- Relator Leo Prates diz que o texto para acabar com a escala 6×1 será construído “a seis mãos” com Alencar Santana e Hugo Motta, ainda sem formato definitivo.
- Debates começam pela Paraíba às 14h, com a primeira audiência pública no estado natal de Motta na quinta; estão previstas sessões em Minas Gerais, São Paulo e Rio Grande do Sul.
- Dois pontos são considerados inegociáveis: fim da escala 6×1 e a não redução salarial.
- Comissão busca aprovar a proposta ainda em maio, com debates fora de Brasília para ouvir representantes de diferentes segmentos.
- A aprovação depende de 308 votos no plenário; há apoio público significativo, com mais de 70% da população favorável ao fim da escala.

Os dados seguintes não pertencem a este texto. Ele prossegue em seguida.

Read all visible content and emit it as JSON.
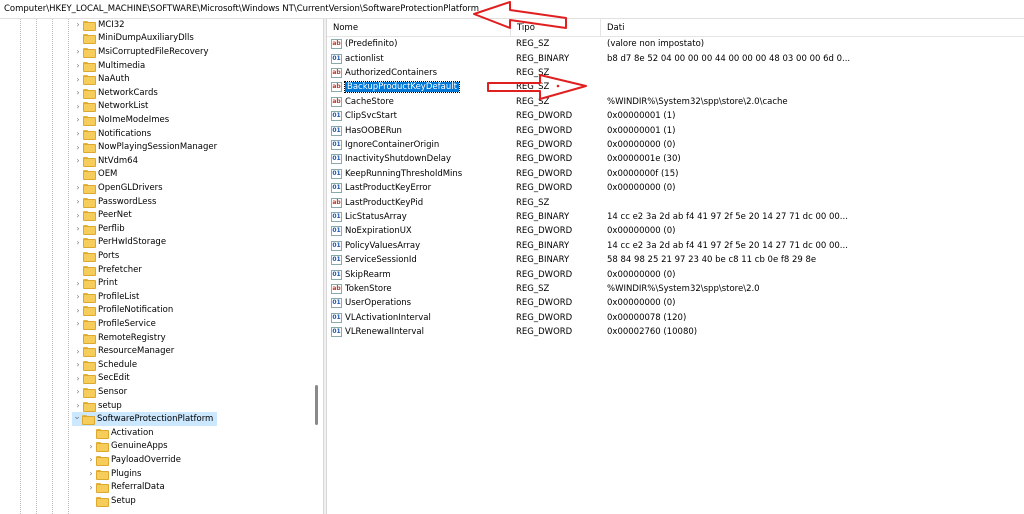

Relator da proposta que encerra a escala 6×1, o deputado Leo Prates (Republicanos-BA) disse que o texto será elaborado “a seis mãos” com o presidente da comissão, Alencar Santana (PT-SP), e o presidente da Câmara, Hugo Motta (Republicanos-PB). O formato ainda não está definido, apenas indicado como uma construção conjunta.
A comissão deve iniciar debates já hoje, com sessão marcada para as 14h. Na quinta-feira ocorre a primeira audiência pública na Paraíba, estado de Motta, com outras apresentações previstas em Minas Gerais, São Paulo e Rio Grande do Sul.
Entre os pontos já considerados não negociáveis pelo relator estão o fim da escala 6×1 e a manutenção de salários sem redução. A equipe busca consenso dentro dessas premissas, sem direcionar ações contra empresários, segundo Prates.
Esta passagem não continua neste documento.